According to a study conducted by the Pew Research Center, U.S. adults overwhelmingly support national paid family leave, with 85 percent saying that workers should receive paid personal medical leave and 82 percent approving of paid leave for new mothers. The U.S. Congress is accordingly engaged in discussions about bipartisan legislation to institute a national paid family leave program. Within the past six months, there have been multiple bills for expanding paid leave introduced by each party, among them the Paid Family Leave Pilot Extension Act, the Working Families Flexibility Act of 2019, and the Federal Employee Paid Leave Act.

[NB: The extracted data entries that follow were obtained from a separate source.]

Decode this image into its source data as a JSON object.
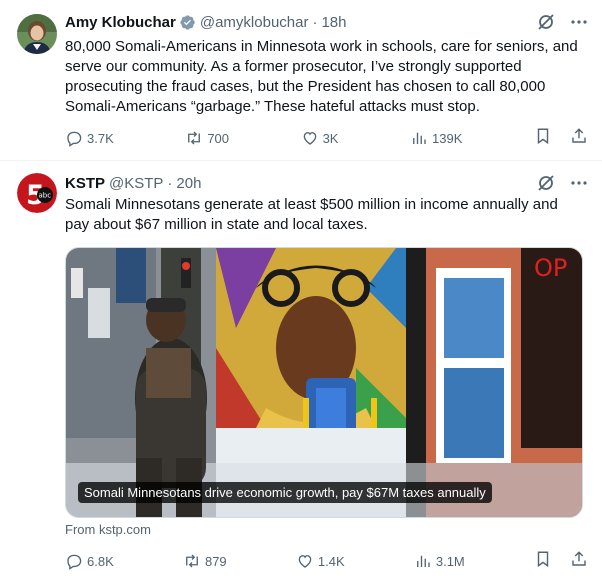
{
  "tweets": [
    {
      "author_name": "Amy Klobuchar",
      "handle": "@amyklobuchar",
      "separator": "·",
      "time": "18h",
      "verified": true,
      "text": "80,000 Somali-Americans in Minnesota work in schools, care for seniors, and serve our community. As a former prosecutor, I’ve strongly supported prosecuting the fraud cases, but the President has chosen to call 80,000 Somali-Americans “garbage.” These hateful attacks must stop.",
      "stats": {
        "replies": "3.7K",
        "reposts": "700",
        "likes": "3K",
        "views": "139K"
      }
    },
    {
      "author_name": "KSTP",
      "handle": "@KSTP",
      "separator": "·",
      "time": "20h",
      "text": "Somali Minnesotans generate at least $500 million in income annually and pay about $67 million in state and local taxes.",
      "media_caption": "Somali Minnesotans drive economic growth, pay $67M taxes annually",
      "avatar_logo_text": "abc",
      "avatar_numeral": "5",
      "source": "From kstp.com",
      "stats": {
        "replies": "6.8K",
        "reposts": "879",
        "likes": "1.4K",
        "views": "3.1M"
      }
    }
  ],
  "colors": {
    "text": "#0f1419",
    "muted": "#536471",
    "verified": "#829aab",
    "divider": "#eff3f4"
  },
  "icons": [
    "grok-icon",
    "more-icon",
    "reply-icon",
    "repost-icon",
    "like-icon",
    "views-icon",
    "bookmark-icon",
    "share-icon"
  ]
}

The 2019 FAMILY Act has by far the most traction in Congress. Introduced in the Senate by Sen. Kirsten Gillibrand (D-NY) and in the House of Representatives by Rep. Rosa DeLauro (D-CT), this bill would bring paid leave to new mothers in all U.S. states and territories. In some ways, it is more generous than the iteration of California’s paid leave that Stanczyk examined because it includes a higher wage-replacement rate of 66 percent of a claimant’s full-time wage. While job security is still not guaranteed in the proposed federal legislation, this proposed program could decrease the risk of poverty for the nation’s most vulnerable working mothers.
Still, the higher earnings requirements for the FAMILY Act, in comparison to those in CA-PFL, may make benefits less accessible to working mothers with very low incomes.
When weighing the pros and cons of the FAMILY Act and other paid leave proposals, federal policymakers should pay close attention to Stanczyk’s findings. With proper attention to the data, Congress could pass a bill with the power to keep the nation’s most vulnerable mothers out of poverty.